Crawling Through Glass
Dec 3, 2009
I… I failed, OK? I wasn’t able to keep my promise. Last month marked the only month since January 2006 that I had not posted even a single entry… a promise I committed to until at least June 27, 2012. Another promise I’ve broken.
I don’t know what it is but October and November always seem to be the deadest months for this blog. Maybe because I’m getting adjusted to a new year of school and everything…
Speaking of school, it’s been great. I do regret not recording my experiences here, but the gist is this: it started well, kinda, I hit a small slump, and now I’m bouncing back full force. School “kinda” started because, well, until mid-October it still felt like summer vacation to me. Sure, I had to go to this certain building for a couple hours a day, but I was still staying up late, until dawn on some of the freer days; even right now, it’s approaching 3 AM and I know I still got at least an hour before sleeping. And while it wasn’t super-warm, the sun was still dominant. In fact it still feels like August to me. I still remember being at the beach so vividly…
As for my scholarly performance, as I said, I was in a slump but now I’m bouncing back. In Algebra, we have four tests that count for grades, and that’s it.

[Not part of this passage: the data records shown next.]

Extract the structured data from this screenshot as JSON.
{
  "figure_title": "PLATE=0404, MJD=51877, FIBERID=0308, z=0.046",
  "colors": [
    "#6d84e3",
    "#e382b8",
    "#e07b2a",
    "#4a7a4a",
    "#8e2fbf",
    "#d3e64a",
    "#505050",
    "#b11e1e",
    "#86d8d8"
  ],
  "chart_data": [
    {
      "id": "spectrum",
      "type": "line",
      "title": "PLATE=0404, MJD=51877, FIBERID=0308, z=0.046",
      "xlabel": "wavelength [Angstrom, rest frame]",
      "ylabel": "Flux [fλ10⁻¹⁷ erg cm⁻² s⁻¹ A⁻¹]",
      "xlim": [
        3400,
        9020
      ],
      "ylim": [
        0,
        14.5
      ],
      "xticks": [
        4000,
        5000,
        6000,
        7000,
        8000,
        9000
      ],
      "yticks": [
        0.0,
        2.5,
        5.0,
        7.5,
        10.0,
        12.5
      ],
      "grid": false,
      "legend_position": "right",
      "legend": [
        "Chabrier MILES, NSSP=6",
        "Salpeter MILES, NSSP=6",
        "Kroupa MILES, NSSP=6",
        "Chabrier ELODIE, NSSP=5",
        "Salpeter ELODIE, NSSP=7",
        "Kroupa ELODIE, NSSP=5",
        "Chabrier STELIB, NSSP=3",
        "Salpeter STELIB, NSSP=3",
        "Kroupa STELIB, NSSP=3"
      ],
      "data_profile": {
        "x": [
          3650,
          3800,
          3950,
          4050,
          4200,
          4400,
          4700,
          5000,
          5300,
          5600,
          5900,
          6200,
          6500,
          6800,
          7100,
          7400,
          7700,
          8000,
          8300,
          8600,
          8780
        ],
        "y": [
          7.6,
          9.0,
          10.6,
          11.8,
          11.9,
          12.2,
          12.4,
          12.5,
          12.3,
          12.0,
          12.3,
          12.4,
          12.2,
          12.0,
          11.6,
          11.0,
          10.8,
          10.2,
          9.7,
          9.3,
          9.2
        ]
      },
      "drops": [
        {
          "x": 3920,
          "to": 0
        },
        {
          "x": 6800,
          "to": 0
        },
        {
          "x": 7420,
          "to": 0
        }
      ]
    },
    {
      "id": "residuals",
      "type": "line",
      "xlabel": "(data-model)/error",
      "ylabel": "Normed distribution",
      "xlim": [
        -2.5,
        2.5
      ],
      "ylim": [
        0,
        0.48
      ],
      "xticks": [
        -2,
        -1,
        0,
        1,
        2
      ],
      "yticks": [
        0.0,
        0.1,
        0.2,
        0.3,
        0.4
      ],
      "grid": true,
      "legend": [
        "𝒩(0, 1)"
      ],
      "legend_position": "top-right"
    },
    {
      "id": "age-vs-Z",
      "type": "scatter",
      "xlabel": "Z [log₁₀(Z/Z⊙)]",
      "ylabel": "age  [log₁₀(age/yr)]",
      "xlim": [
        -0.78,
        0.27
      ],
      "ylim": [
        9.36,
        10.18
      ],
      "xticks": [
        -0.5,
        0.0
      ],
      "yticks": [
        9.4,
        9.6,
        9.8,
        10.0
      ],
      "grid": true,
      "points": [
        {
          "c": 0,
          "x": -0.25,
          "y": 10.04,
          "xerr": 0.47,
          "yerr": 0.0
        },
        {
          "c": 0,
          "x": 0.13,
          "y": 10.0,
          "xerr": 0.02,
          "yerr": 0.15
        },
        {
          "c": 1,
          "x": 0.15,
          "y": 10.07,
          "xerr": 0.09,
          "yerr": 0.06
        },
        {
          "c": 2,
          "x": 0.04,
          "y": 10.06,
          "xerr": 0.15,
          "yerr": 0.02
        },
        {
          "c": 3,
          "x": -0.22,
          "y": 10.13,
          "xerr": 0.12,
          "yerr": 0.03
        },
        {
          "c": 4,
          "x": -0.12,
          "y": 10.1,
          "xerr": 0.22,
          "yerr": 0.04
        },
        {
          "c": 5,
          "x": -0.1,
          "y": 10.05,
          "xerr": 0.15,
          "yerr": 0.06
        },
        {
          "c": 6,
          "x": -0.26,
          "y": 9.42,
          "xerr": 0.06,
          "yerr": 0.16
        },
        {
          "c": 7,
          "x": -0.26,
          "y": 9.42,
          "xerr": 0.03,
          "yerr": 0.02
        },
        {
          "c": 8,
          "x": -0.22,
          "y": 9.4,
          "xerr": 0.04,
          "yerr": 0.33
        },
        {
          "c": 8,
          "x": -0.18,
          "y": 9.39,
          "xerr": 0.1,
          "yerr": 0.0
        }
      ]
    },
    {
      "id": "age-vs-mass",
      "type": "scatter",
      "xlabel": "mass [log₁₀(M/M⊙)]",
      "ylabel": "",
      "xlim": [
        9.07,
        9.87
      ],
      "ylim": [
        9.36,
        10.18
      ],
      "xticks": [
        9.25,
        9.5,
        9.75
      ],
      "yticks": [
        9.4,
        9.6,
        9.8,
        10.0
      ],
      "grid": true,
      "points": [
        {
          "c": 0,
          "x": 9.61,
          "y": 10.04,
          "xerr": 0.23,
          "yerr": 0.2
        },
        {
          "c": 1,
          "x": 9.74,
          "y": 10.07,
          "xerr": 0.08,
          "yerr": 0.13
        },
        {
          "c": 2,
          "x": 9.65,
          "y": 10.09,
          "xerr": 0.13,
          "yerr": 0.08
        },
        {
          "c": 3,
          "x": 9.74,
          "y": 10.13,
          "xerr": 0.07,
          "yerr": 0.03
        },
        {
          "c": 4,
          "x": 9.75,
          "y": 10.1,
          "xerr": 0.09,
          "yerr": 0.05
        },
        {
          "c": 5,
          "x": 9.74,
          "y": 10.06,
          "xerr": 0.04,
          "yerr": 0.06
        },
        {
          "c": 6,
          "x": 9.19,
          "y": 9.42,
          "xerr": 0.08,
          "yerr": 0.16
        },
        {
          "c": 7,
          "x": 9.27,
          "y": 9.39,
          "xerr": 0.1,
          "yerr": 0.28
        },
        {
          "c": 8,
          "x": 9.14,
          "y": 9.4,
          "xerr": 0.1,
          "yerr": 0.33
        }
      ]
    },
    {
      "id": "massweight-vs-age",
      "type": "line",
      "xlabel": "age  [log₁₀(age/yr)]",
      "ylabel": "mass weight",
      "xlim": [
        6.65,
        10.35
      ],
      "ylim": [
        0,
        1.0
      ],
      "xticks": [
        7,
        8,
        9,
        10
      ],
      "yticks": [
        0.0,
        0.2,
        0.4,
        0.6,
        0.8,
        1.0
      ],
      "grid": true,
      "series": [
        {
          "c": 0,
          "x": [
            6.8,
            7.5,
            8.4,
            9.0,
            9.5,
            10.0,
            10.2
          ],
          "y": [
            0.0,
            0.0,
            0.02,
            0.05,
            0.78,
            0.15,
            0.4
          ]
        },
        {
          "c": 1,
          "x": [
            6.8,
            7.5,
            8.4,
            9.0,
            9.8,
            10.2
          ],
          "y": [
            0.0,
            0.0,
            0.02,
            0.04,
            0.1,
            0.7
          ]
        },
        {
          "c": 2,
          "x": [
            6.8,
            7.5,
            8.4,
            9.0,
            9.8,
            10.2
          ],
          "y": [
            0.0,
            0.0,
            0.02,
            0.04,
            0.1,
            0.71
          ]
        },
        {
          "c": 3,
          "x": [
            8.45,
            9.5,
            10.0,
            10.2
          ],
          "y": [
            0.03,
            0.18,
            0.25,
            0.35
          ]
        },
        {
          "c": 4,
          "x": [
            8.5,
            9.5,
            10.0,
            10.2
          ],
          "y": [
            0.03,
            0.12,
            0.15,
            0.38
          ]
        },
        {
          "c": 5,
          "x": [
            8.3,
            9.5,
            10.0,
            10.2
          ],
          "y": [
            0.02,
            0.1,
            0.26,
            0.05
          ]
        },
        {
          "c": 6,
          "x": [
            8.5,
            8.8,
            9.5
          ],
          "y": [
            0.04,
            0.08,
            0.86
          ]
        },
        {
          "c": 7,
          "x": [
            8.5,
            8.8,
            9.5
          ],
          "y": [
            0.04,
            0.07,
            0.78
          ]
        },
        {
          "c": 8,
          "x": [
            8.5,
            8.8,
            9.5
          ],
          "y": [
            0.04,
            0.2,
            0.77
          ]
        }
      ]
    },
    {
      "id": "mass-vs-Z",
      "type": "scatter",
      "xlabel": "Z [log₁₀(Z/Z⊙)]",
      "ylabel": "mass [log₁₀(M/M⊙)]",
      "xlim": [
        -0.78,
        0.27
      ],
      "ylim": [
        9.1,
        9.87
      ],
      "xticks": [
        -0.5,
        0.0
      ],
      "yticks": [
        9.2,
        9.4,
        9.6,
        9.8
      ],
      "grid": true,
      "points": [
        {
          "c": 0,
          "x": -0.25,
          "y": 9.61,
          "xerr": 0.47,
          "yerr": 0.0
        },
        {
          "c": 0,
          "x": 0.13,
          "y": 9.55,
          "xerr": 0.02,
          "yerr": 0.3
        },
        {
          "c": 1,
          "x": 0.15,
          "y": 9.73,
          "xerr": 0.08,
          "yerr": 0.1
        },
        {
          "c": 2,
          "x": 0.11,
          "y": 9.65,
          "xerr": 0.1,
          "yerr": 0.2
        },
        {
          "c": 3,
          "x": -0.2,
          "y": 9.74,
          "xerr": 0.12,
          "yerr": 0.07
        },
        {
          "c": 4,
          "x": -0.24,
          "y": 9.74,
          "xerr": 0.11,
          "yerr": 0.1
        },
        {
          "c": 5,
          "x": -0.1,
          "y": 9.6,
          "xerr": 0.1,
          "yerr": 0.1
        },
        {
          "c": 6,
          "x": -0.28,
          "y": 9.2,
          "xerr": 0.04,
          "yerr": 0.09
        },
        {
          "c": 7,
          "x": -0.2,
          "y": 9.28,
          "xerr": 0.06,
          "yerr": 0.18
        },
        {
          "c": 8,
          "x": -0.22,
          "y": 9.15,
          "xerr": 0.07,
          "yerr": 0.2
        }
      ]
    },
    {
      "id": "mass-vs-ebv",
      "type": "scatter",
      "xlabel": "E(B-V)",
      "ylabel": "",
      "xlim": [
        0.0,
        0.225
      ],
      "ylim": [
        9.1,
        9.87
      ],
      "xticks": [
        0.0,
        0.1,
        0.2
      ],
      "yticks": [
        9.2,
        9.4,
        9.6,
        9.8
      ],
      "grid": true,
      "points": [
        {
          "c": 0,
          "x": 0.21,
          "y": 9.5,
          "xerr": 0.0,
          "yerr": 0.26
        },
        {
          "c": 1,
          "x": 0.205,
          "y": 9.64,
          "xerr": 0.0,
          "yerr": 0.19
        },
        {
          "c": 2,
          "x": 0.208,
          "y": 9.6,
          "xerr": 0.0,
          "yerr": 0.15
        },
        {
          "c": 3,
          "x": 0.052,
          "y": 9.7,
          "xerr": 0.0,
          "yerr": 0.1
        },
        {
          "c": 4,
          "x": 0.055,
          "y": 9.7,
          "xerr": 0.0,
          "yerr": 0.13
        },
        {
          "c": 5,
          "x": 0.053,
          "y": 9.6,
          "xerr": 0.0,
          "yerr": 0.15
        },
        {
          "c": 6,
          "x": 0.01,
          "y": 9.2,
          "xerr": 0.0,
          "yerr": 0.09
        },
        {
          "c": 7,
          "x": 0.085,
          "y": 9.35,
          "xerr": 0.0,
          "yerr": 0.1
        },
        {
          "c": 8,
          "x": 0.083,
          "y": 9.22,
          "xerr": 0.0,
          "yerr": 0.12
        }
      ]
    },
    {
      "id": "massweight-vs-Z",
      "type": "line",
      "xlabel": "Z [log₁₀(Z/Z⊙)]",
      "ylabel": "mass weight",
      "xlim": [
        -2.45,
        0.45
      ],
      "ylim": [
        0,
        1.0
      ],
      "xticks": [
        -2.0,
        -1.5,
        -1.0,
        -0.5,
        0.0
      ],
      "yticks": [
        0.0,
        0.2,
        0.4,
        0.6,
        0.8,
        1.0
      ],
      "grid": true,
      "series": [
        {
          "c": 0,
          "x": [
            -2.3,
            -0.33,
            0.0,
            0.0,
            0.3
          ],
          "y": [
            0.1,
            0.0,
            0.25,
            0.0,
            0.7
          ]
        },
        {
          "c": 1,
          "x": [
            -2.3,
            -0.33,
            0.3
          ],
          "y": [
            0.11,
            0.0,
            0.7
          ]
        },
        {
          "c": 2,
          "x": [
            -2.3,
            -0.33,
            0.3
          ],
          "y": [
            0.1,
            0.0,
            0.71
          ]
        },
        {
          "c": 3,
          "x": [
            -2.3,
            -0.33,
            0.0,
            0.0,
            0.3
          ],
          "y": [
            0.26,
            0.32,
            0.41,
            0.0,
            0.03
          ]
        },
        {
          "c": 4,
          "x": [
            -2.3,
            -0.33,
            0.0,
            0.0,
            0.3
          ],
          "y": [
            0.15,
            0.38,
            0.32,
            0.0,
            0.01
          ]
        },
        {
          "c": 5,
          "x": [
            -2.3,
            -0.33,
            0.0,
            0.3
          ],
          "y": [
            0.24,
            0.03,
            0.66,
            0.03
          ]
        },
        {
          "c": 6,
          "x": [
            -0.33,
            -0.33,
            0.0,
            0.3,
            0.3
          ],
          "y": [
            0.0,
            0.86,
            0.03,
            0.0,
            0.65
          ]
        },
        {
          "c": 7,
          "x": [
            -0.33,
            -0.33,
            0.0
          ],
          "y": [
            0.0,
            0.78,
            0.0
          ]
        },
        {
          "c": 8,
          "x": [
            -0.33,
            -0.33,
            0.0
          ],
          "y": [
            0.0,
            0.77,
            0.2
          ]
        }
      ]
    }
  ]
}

I got a 70-something on the first, a 50-something on the second, and a 55 on the third. That third test was disheartening because I studied really frigging hard for it. I mean, I actually studied. Me! The person who did his homework in homeroom and never studied for anything, ever! I studied for multiple nights, combing over the practice test, and… a 55. Ouch. That really hurt. But, in an apparently-unprecedented move, the teacher professor offered a makeup test. So I studied again. This time, using the real test.
And I got an 87. And let me say I consider it one of my finest scholastic achievements ever. The fourth and final test is coming up, and after that I get to retake my lowest-scoring test. I hope I can turn both of these into 87s, too.
But Algebra was really all I concerned myself with. Of my four other classes… Intro to Software Applications is Microsoft Office for dummies, and it’s easy if you hand in the work. It also only meets once a week and is my only class on Thursdays, which has been nice. Intro to Programming has started to speed up from its walking pace, but it’s still pretty easy – mostly, the concepts and algorithms for problems I did in Java during high school just need to be rethought a little for C++. Public Speaking has surprisingly been decent, and it is helping me improve myself. The speeches have started to get longer but I’m confident, based on what I’ve done before. And finally, Composition is “up there” with Algebra as a course I find I need to work more to get more in, but that could be because it’s a two and a half hour course at 6:00 PM.
My father, going to the same college I am, a year advanced from me course-wise, set a huge bar, and while I know I won’t meet it this semester, I’m pretty satisfied with my performance (provided the next two weeks play out like I hope.) I think a huge, and I’m being serious, huge contributing factor to me still being both carefree and “nose to the grindstone” while not being worn out is simply due to the transition to college. I loved my high school and still do, but day after day of waking up at 5:45, waiting in the freezing or near-freezing temperatures for the bus to come, in the pre-dawn darkness, was just… suffocating and debilitating. I don’t want to sound whiny, and I held off on really thinking about this while I was in high school for that reason, but now that I’m out and I have some context I can honestly say that it sucked. It sucked and it shouldn’t have happened to me, or anyone else. I think I’ll make an issue out of delaying school start times in the future.
But anyways… it’s December! I love this month. Good always comes from December. Sometimes bad does, but good is always there. A big part of it is Christmas, I mean it’s undeniable the good His birth had, but it’s also due to frivolous things, like snow, or winter break. Time with the family. Christmas isn’t going to be as great this year, with my dad going to college that leaves one parent providing, and there’s five other jobless people here draining that away. That wasn’t meant to sound bitter, but I do want to convey how sad I feel that she has to do it all. She shouldn’t have to.
And really, that’s what I want for Christmas. I want two or three frivolous things, yes, but I also want some things that I have to face and attain by myself. I want to help. I want a driver’s license, and a job. If I can contribute everything I would.
I’ll probably have another post this month looking towards 2010, but I want to say… I’m filled with hope at what will happen. I hope things will work out next year. And December 2010 Andrew? I can’t imagine how disheartened you’ll be if things don’t improve at least a little.
Getting back to the original topic… will I ever skip an entry again? Not deliberately, no. And I would beat myself up just as hard if it ever happened again. But at the same time, I’m not abandoning this blog, which was what that promise tried to address. I’m still posting. I’m crawling through broken promises, and even though they cut me, I keep on crawling.